Leaving out evaluation of the x-ray data relative to those factors and, missing observations during investigations (one such researcher stated a patient’s body had been not moved before rex-ray though stating the leg position of the patient was changed!) has led many doctors, therapists, anatomists and other researchers to misevaluate x-ray data relating to diagnosis and treatment of mechanical pathology as unreliable or useless. Many even call measuring body mechanics on full spine x-ray a hoax. This is strange since the x-rays are a factual picture of what is there at the time of the picture with known calculatable distortions. Some theories created from the observations are a bit funky (pardon the technical term there) but the x-rays and measurement of them are factual.
Evaluating the entire spine is a must for research on structural treatments because the spinal column works in a synchronized fashion. Every part instantly affects every other part. Doing evaluations of the ENTIRE SPINE in motion is a must for the same reason. Missing the synchronized workings of the entire spine has been the "hidden factor" blocking discovery of the basic mechanical pathology initiating musculoskeletal, neurological and even some organic pathologies that lead to dysfunction and pain. This is a fact the neurosurgeon Alf Breig described very specifically in 1978s.
Historically, Lhermitte and other researchers of the early 1900’s had postulated mechanical causes for neurological pathologies such as Multiple Sclerosis, ALS, and other "diseases" exhibiting similar neurological phenomena.
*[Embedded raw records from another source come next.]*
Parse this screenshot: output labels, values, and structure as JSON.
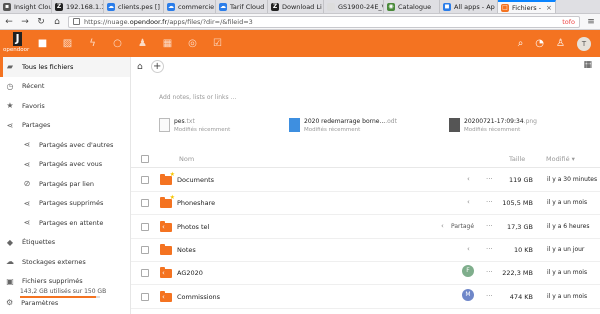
{
  "browser": {
    "tabs": [
      {
        "label": "Insight Cloud",
        "color": "#555555",
        "glyph": "▪",
        "active": false
      },
      {
        "label": "192.168.1.1",
        "color": "#222222",
        "glyph": "Z",
        "active": false
      },
      {
        "label": "clients.pes []",
        "color": "#2b7de9",
        "glyph": "☁",
        "active": false
      },
      {
        "label": "commercie",
        "color": "#2b7de9",
        "glyph": "☁",
        "active": false
      },
      {
        "label": "Tarif Cloud",
        "color": "#2b7de9",
        "glyph": "☁",
        "active": false
      },
      {
        "label": "Download Li",
        "color": "#222222",
        "glyph": "Z",
        "active": false
      },
      {
        "label": "GS1900-24E_V2",
        "color": "#dddddd",
        "glyph": "",
        "active": false
      },
      {
        "label": "Catalogue",
        "color": "#4a8a3a",
        "glyph": "◉",
        "active": false
      },
      {
        "label": "All apps - Ap",
        "color": "#2b7de9",
        "glyph": "◼",
        "active": false
      },
      {
        "label": "Fichiers -",
        "color": "#f47321",
        "glyph": "□",
        "active": true
      }
    ],
    "url_prefix": "https://nuage.",
    "url_domain": "opendoor.fr",
    "url_suffix": "/apps/files/?dir=/&fileid=3",
    "url_badge": "tofo"
  },
  "header": {
    "logo_letter": "J",
    "logo_word": "opendoor"
  },
  "sidebar": {
    "items": [
      {
        "label": "Tous les fichiers",
        "icon": "▰"
      },
      {
        "label": "Récent",
        "icon": "◷"
      },
      {
        "label": "Favoris",
        "icon": "★"
      },
      {
        "label": "Partages",
        "icon": "⋖"
      },
      {
        "label": "Partagés avec d'autres",
        "icon": "⋖"
      },
      {
        "label": "Partagés avec vous",
        "icon": "⋖"
      },
      {
        "label": "Partagés par lien",
        "icon": "⊘"
      },
      {
        "label": "Partages supprimés",
        "icon": "⋖"
      },
      {
        "label": "Partages en attente",
        "icon": "⋖"
      },
      {
        "label": "Étiquettes",
        "icon": "◆"
      },
      {
        "label": "Stockages externes",
        "icon": "☁"
      },
      {
        "label": "Fichiers supprimés",
        "icon": "▣"
      }
    ],
    "quota": "143,2 GB utilisés sur 150 GB",
    "quota_fraction": 0.955,
    "settings": "Paramètres"
  },
  "main": {
    "notes_placeholder": "Add notes, lists or links …",
    "recent": [
      {
        "name": "pes",
        "ext": ".txt",
        "sub": "Modifiés récemment",
        "kind": "txt"
      },
      {
        "name": "2020 redemarrage borne...",
        "ext": ".odt",
        "sub": "Modifiés récemment",
        "kind": "doc"
      },
      {
        "name": "20200721-17:09:34",
        "ext": ".png",
        "sub": "Modifiés récemment",
        "kind": "img"
      }
    ],
    "col_name": "Nom",
    "col_size": "Taille",
    "col_modified": "Modifié ▾",
    "shared_label": "Partagé",
    "files": [
      {
        "name": "Documents",
        "size": "119 GB",
        "modified": "il y a 30 minutes",
        "star": true,
        "share": false,
        "shared": false,
        "avatar": ""
      },
      {
        "name": "Phoneshare",
        "size": "105,5 MB",
        "modified": "il y a un mois",
        "star": true,
        "share": false,
        "shared": false,
        "avatar": ""
      },
      {
        "name": "Photos tel",
        "size": "17,3 GB",
        "modified": "il y a 6 heures",
        "star": false,
        "share": true,
        "shared": true,
        "avatar": ""
      },
      {
        "name": "Notes",
        "size": "10 KB",
        "modified": "il y a un jour",
        "star": false,
        "share": false,
        "shared": false,
        "avatar": ""
      },
      {
        "name": "AG2020",
        "size": "222,3 MB",
        "modified": "il y a un mois",
        "star": false,
        "share": true,
        "shared": false,
        "avatar": "F"
      },
      {
        "name": "Commissions",
        "size": "474 KB",
        "modified": "il y a un mois",
        "star": false,
        "share": true,
        "shared": false,
        "avatar": "M"
      }
    ]
  },
  "colors": {
    "brand": "#f47321",
    "avatar_f": "#7fae8c",
    "avatar_m": "#6f87c9"
  }
}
In fact, all the physical orthopedic and neurological testing for these conditions are maneuvers attempting to increase the mechanical stresses creating the condition to evoke the signs associated with these conditions. As was stated by the neurosurgeon Ernest Sachs in 1949 "even some degenerative diseases of the nervous system, such as multiple sclerosis and the muscular dystrophies, may respond to surgical measures."5 indicating mechanical factors were known even then.
The development of a method of biostructural treatment that consistently and predictably yields the results postulated by developers of various methods of biostructural treatment of disease has a history dating to ancient times just as the use of chemical compounds, herbs, and energy therapies such as acupuncture does.
Relatively recent breakthroughs leading to the development of consistent and predictably effective biostructural treatment are mostly due to two researchers, the neurosurgeon Dr. Alf Breig, author of Biomechanics of the Central Nervous System (1960), Adverse Mechanical Tension in the Central Nervous System (1978), and Skull Traction and Cervical Cord Injury (1989), and the chiropractor, Dr. Lowell Ward, author of The Dynamics of Spinal Stress (1977) and the Spinal Stressology Manual of Standard Practices (1986).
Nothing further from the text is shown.